NEWS IN BRIEF
Daily Digest 19 September
19-09-2008
by Emmet Cole
eBay.ie appoints new MD | Cisco swallows Jabber
eBay has announced the appointment of Gareth Davis as managing director of its Irish operation, eBay.ie. Davis joins eBay from McKinsey & Co, New Jersey, bringing over 12 years of experience to the company. Davis now has responsibility for the ongoing development of eBay.ie, including operations, marketing and building the eBay brand and community in Ireland. Founded in June 2005, eBay.ie has over 500,000 certified registered users and, together with PayPal, eBay's online payment system, employs 1,200 staff in Ireland.
Amazon has revealed a new service to help companies ship MP3s and software packages to people scattered around the globe. The company's content delivery service is an add-on to Amazon's existing storage, software and database services where customers can store their data and code at Amazon's data centres. Amazon will charge on a per-use basis, so customers can pay for the amount of disk space consumed instead of purchasing an entire storage system.

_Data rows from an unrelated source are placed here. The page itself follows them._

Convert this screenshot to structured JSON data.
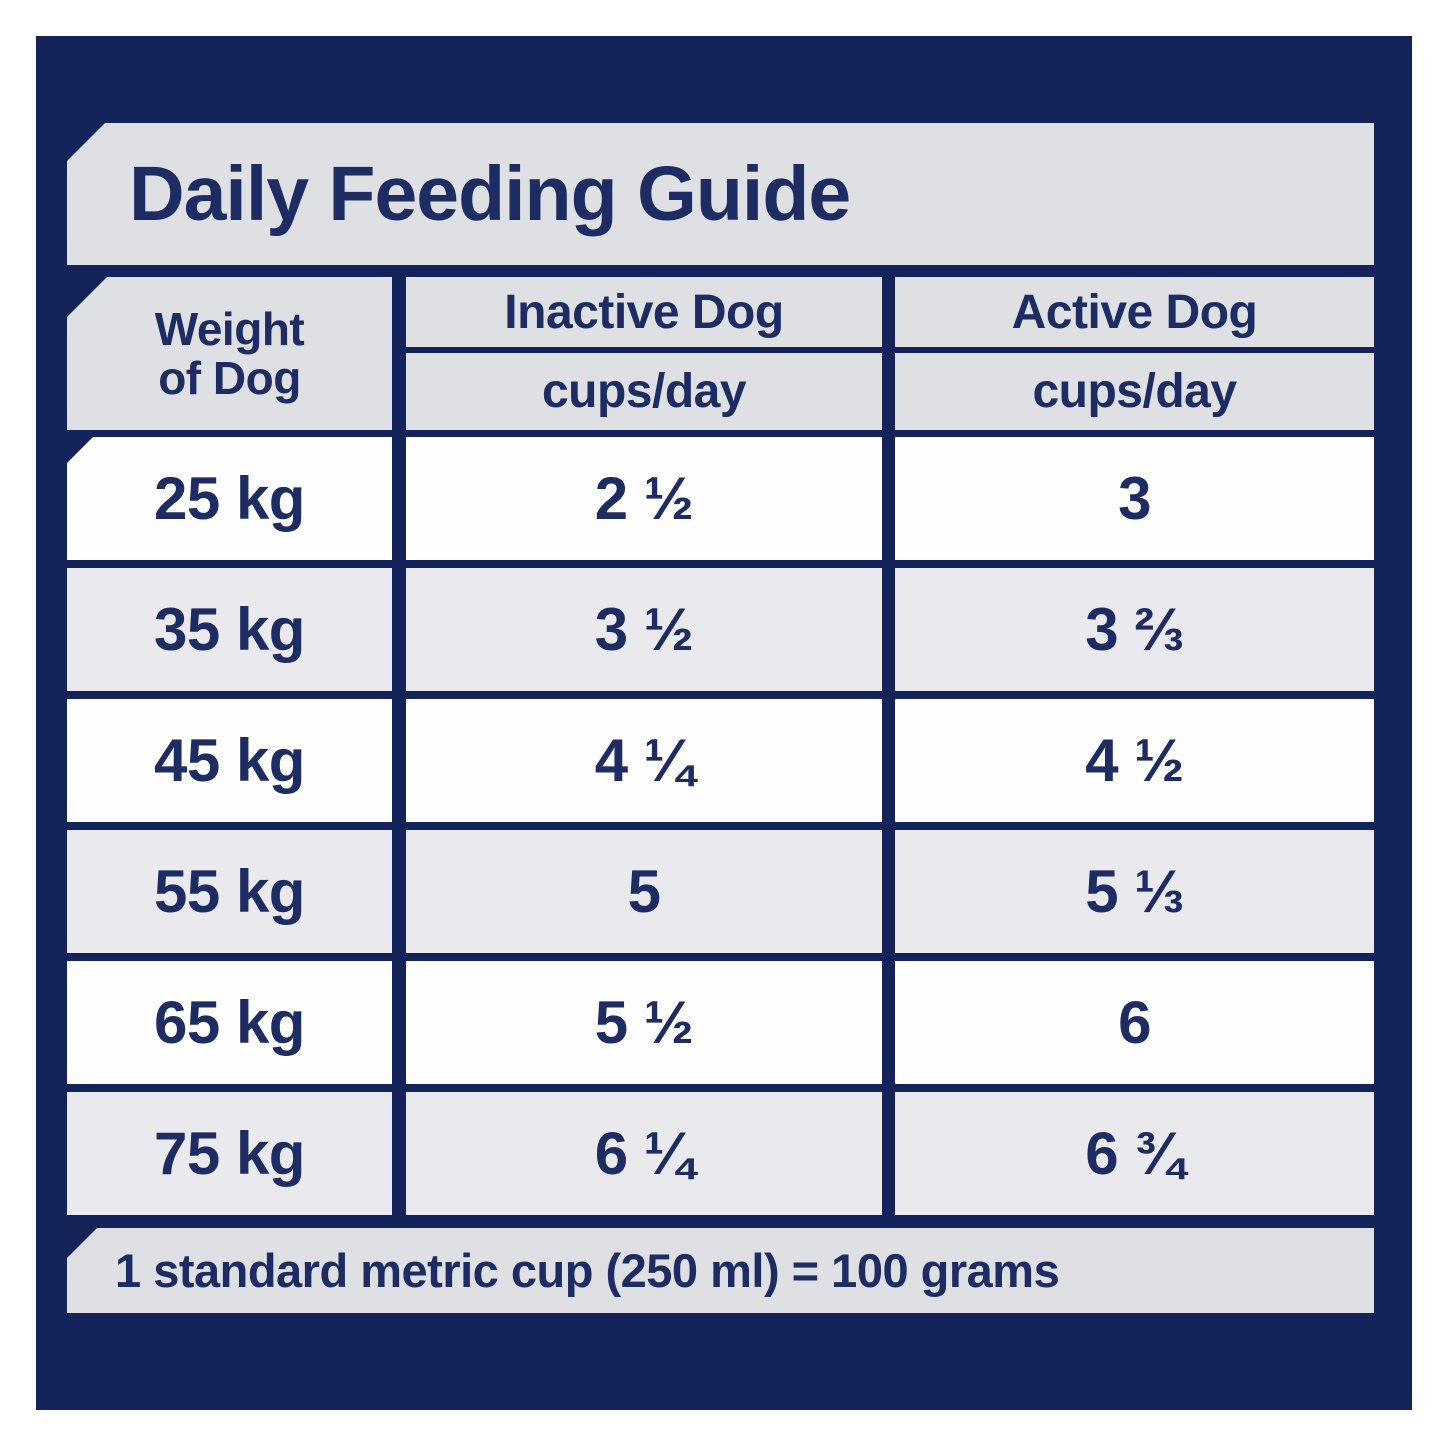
{
  "title": "Daily Feeding Guide",
  "header": {
    "weight_col_line1": "Weight",
    "weight_col_line2": "of Dog",
    "inactive_label": "Inactive Dog",
    "inactive_unit": "cups/day",
    "active_label": "Active Dog",
    "active_unit": "cups/day"
  },
  "rows": [
    {
      "weight": "25 kg",
      "inactive": "2 ½",
      "active": "3"
    },
    {
      "weight": "35 kg",
      "inactive": "3 ½",
      "active": "3 ⅔"
    },
    {
      "weight": "45 kg",
      "inactive": "4 ¼",
      "active": "4 ½"
    },
    {
      "weight": "55 kg",
      "inactive": "5",
      "active": "5 ⅓"
    },
    {
      "weight": "65 kg",
      "inactive": "5 ½",
      "active": "6"
    },
    {
      "weight": "75 kg",
      "inactive": "6 ¼",
      "active": "6 ¾"
    }
  ],
  "footer_note": "1 standard metric cup (250 ml) = 100 grams",
  "colors": {
    "panel_navy": "#14235a",
    "text_navy": "#1e2c64",
    "band_gray": "#dfe0e4",
    "row_gray": "#eaeaee",
    "row_white": "#fefefe"
  },
  "chart_data": {
    "type": "table",
    "title": "Daily Feeding Guide",
    "columns": [
      "Weight of Dog",
      "Inactive Dog (cups/day)",
      "Active Dog (cups/day)"
    ],
    "rows": [
      [
        "25 kg",
        "2 1/2",
        "3"
      ],
      [
        "35 kg",
        "3 1/2",
        "3 2/3"
      ],
      [
        "45 kg",
        "4 1/4",
        "4 1/2"
      ],
      [
        "55 kg",
        "5",
        "5 1/3"
      ],
      [
        "65 kg",
        "5 1/2",
        "6"
      ],
      [
        "75 kg",
        "6 1/4",
        "6 3/4"
      ]
    ],
    "note": "1 standard metric cup (250 ml) = 100 grams",
    "values_numeric": {
      "weights_kg": [
        25,
        35,
        45,
        55,
        65,
        75
      ],
      "inactive_cups_per_day": [
        2.5,
        3.5,
        4.25,
        5,
        5.5,
        6.25
      ],
      "active_cups_per_day": [
        3,
        3.67,
        4.5,
        5.33,
        6,
        6.75
      ]
    }
  }
}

Nvidia announced Friday that it is expected to reduce its workforce by 360 jobs. The company has almost 5,000 employees worldwide. The reduction in its workforce is expected to be completed by the end of October. Nvidia said that it would offer redundant employees severance packages, counselling and job placement services.
Networking equipment giant Cisco has announced that it has purchased Jabber, an open source instant messaging (IM) and presence tool. The terms of the deal were not undisclosed. Cisco said it would try to use Jabber as a means of improving its messaging services for business users. Jabber enables collaboration across a range of presence systems such as Microsoft Office Communications Server, IBM Sametime, AOL AIM, and Google Talk.
Japanese electronics firm Toshiba is expecting to go into the red within the first half of the financial year as its computer chip business suffers the effects of weak demand. Toshiba is forecasting a net loss of JPY50 billion (USD8 million) in the six months to the end of September, compared with previous projections of a JPY15 billion profit.
Finally, Electronic Arts is responding to complaints about copy-protection limits in its new "Spore" games by increasing the number of times the software can be installed. The game went on sale on 7 September to rave reviews and has sold well, but Electronic Arts was criticised for enforcing rules that kept the game from being illegally copied and limited it to being activated on no more than three computers at a time.